02.10.2012

3D-Bilder von einzelnen Molekülen

Mit Laserpulsen ausgerichtet und mit Elektronen abgelichtet.

Die räumliche Struktur von Molekülen lässt sich mit verschiedenen Verfahren ermitteln. Bilden die Moleküle Kristalle, so nutzt man die Röntgenbeugung. Lösen sie sich in Flüssigkeiten, so setzt man die Kernspinresonanzspektroskopie ein. Schwieriger ist es, die Struktur isolierter Moleküle im feldfreien Raum zu bestimmen. Da sie sich unterschiedlich ausrichten können, ergibt die Strukturanalyse nur eine Mittelung über viele Orientierungen. Jetzt haben Forscher an der University of Nebraska-Lincoln ein Verfahren entwickelt, das dieses Problem löst.

Abb.: Die in einem Strahl herabfallenden Moleküle werden von einem Laserstrahl (rot) ausgerichtet und dann von einem Elektronenstrahl (grün) getroffen. Die Elektronen erzeugen ein Beugungsbild, das Aufschluss über die Molekülstruktur gibt. (Bild: C. J. Hensley et al., PRL)

Martin Centurion und seine Kollegen haben die Struktur von CF3I-Molekülen bestimmt, die aus einer Düse mit hoher Geschwindigkeit strahlförmig ausströmten. Die Symmetrieachse der einzelnen Moleküle, die durch die C-I-Bindung festgelegt war, konnte beliebig im Raum orientiert sein. Für die Strukturanalyse mussten die Moleküle zunächst einheitlich ausgerichtet werden. Dazu bestrahlten die Forscher die Moleküle mit Lichtpulsen eines Titan-Saphir-Lasers, die eine Dauer von 300 fs hatten. Die linear polarisierten Pulse versetzten die Moleküle in Rotation und richteten ihre Symmetrieachsen entlang der Polarisationsrichtung des Lichtes aus.

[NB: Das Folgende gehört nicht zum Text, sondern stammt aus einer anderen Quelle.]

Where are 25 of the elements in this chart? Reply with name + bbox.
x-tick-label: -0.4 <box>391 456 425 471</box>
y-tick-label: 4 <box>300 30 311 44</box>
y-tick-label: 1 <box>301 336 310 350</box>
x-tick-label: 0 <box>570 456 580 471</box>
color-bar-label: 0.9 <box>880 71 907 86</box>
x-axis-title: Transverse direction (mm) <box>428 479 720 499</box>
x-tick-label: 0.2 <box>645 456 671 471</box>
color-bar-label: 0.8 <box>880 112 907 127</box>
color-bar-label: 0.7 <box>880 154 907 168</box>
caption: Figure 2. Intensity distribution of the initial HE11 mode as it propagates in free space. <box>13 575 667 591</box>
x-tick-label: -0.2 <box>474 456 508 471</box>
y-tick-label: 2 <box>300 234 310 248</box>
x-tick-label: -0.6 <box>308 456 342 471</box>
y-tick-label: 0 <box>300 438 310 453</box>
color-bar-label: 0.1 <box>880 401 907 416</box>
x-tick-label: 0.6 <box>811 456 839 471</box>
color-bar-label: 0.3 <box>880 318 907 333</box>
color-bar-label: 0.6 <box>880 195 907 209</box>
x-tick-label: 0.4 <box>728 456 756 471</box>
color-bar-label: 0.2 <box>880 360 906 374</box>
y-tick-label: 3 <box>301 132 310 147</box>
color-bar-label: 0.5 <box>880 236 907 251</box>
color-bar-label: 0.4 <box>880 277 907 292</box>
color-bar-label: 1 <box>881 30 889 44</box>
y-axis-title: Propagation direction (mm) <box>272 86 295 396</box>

Immer wenn ein Lichtpuls abgeklungen war, befanden sich die ausgerichteten Moleküle im feldfreien Raum, sodass keine Kraft auf sie wirkte und ihre räumliche Struktur nicht deformiert wurde. Diese Struktur wurde nun ermittelt. Dazu hatten die Forscher einen Teil des Laserpulses abgezweigt und nach Frequenzverdreifachung auf eine Photokathode fokussiert, wo er etwa 2000 Elektronen freisetzte. Die Elektronen wurden mit einer Spannung von 25 keV in einem Strahl beschleunigt und erreichten als 500 fs dauernder Puls die Moleküle. Für den Winkel zwischen dem Molekül- und dem Elektronenstrahl wählten die Forscher entweder 90 oder 60 Grad.

Die Elektronen flogen nach ihrem Zusammenprall mit den Molekülen zu einem Phosphorschirm, wo sie ein Leuchten hervorriefen. Daraus wurde mit einem Bildverstärker und einer CCD-Kamera ein Beugungsbild aufgenommen. Insgesamt fertigten die Forscher drei verschiedene Beugungsbilder ein: für orientierte Moleküle mit den Strahlwinkeln 90 und 60 Grad sowie für nichtorientierte Moleküle. Aus der in den Beugungsbildern enthaltenen Information ließ sich die Molekülstruktur jedoch nicht direkt ermitteln.

Stattdessen setzten Martin Centurion und seine Mitarbeiter einen genetischen Algorithmus ein, der mit einer bestimmten Molekülstruktur startete und an ihr zufällige Änderungen machte. Für die Ausgangsstruktur und die veränderte Struktur wurden dann jeweils drei Beugungsbilder berechnet und mit den experimentell aufgenommenen Beugungsbildern verglichen. Führten die Strukturänderungen zu besserer Übereinstimmung zwischen berechneten und gemessenen Beugungsbildern, so wurde die veränderte Molekülstruktur beibehalten und als Ausgangspunkt für den nächsten Optimierungsschritt genommen. Auf diese Weise konnten die Forscher drei Größen bestimmen, die die Molekülstruktur festlegten: die Abstände C-I und F-I sowie der I-C-F-Winkel. Alle drei Größen wichen weniger als 10 % von den bekannten Strukturgrößen des Moleküls ab.

Will man mit diesem Verfahren die räumliche Struktur von komplexeren Molekülen bestimmen, so muss man diese längs aller drei Raumachsen ausrichten, was entsprechend schwieriger ist. Andererseits eröffnet das Verfahren im Prinzip auch die Möglichkeit, in den Molekülen Strukturänderungen und chemische Umwandlungen zu verfolgen. Bis zum dreidimensionalen molekularen Movie mit atomarer Auflösung ist es aber wohl doch noch ein weiter Weg.